Two years later, he married 20-year-old Alice Christina Mowbray Windeyer on 19 October 1921, at St. John's Anglican Church, Raymond Terrace. Alice was the daughter of Mr Archibald James Windeyer and Mrs Alice Gordon Croudace of Kinross, Raymond Terrace. They had five children, four of whom survived to adulthood.

Meredith died at Maitland Hospital on the New Year's Day of 1942, at the age of 77, and was cremated at Beresfield Crematorium. He was survived by a son and two daughters of his first marriage, and by his wife and four young sons. His widow and children resided in Kinross until Alice's death in 1966.

==Issue==
From his two marriages, Meredith had eight children. By Harriett;
1. Marjorie Eveline Meredith (1891-1987). Married in 1914 to Sir Iven Giffard Mackay. Three children.
2. Muriel Windeyer Meredith (1892-1983). Married William Hooke Mackay in 1913, divorce in 1934. No children.
3. Dr John Baldwin Waters Meredith (1895-1956). Married Lois Cecil-Jack in 1924. Two children.
From Alice-
1. Elizabeth Mowbray (1922-1922). Died aged six weeks.

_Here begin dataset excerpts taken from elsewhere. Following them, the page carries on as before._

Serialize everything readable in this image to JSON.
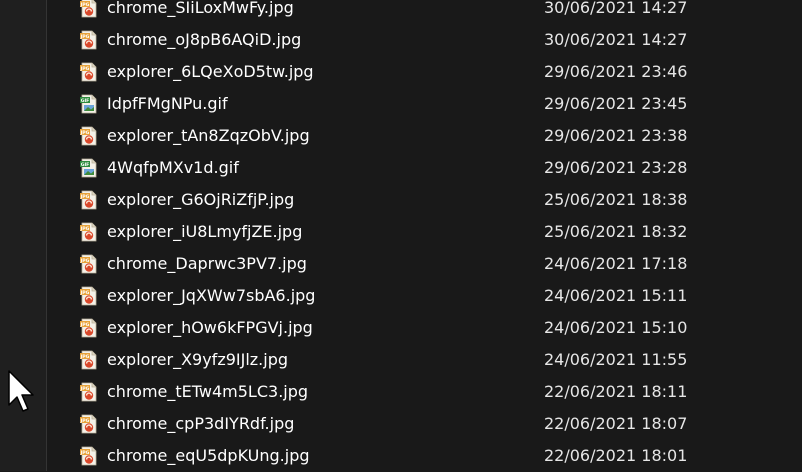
{
  "files": [
    {
      "name": "chrome_SIiLoxMwFy.jpg",
      "date": "30/06/2021 14:27",
      "icon": "jpg-image-icon"
    },
    {
      "name": "chrome_oJ8pB6AQiD.jpg",
      "date": "30/06/2021 14:27",
      "icon": "jpg-image-icon"
    },
    {
      "name": "explorer_6LQeXoD5tw.jpg",
      "date": "29/06/2021 23:46",
      "icon": "jpg-image-icon"
    },
    {
      "name": "IdpfFMgNPu.gif",
      "date": "29/06/2021 23:45",
      "icon": "gif-image-icon"
    },
    {
      "name": "explorer_tAn8ZqzObV.jpg",
      "date": "29/06/2021 23:38",
      "icon": "jpg-image-icon"
    },
    {
      "name": "4WqfpMXv1d.gif",
      "date": "29/06/2021 23:28",
      "icon": "gif-image-icon"
    },
    {
      "name": "explorer_G6OjRiZfjP.jpg",
      "date": "25/06/2021 18:38",
      "icon": "jpg-image-icon"
    },
    {
      "name": "explorer_iU8LmyfjZE.jpg",
      "date": "25/06/2021 18:32",
      "icon": "jpg-image-icon"
    },
    {
      "name": "chrome_Daprwc3PV7.jpg",
      "date": "24/06/2021 17:18",
      "icon": "jpg-image-icon"
    },
    {
      "name": "explorer_JqXWw7sbA6.jpg",
      "date": "24/06/2021 15:11",
      "icon": "jpg-image-icon"
    },
    {
      "name": "explorer_hOw6kFPGVj.jpg",
      "date": "24/06/2021 15:10",
      "icon": "jpg-image-icon"
    },
    {
      "name": "explorer_X9yfz9IJlz.jpg",
      "date": "24/06/2021 11:55",
      "icon": "jpg-image-icon"
    },
    {
      "name": "chrome_tETw4m5LC3.jpg",
      "date": "22/06/2021 18:11",
      "icon": "jpg-image-icon"
    },
    {
      "name": "chrome_cpP3dIYRdf.jpg",
      "date": "22/06/2021 18:07",
      "icon": "jpg-image-icon"
    },
    {
      "name": "chrome_eqU5dpKUng.jpg",
      "date": "22/06/2021 18:01",
      "icon": "jpg-image-icon"
    }
  ],
  "icon_labels": {
    "jpg": "JPG",
    "gif": "GIF"
  },
  "colors": {
    "background": "#191919",
    "text": "#ffffff",
    "date_text": "#e6e6e6",
    "jpg_badge": "#e8a33a",
    "gif_badge": "#2e8b3e",
    "image_swirl": "#d9482b"
  }
}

2. William Archibald Meredith (1924-2004). Married Mollie Rye. Four children.
3. Neville Windeyer Meredith (1929-2010). Married Merle Irene Hulmes. Two children.
4. James Baldwin Meredith (1930-1994). Married and had two children.
5. Thomas Gordon Meredith (1939-2017). Married Merle Noelene Colley and had four children.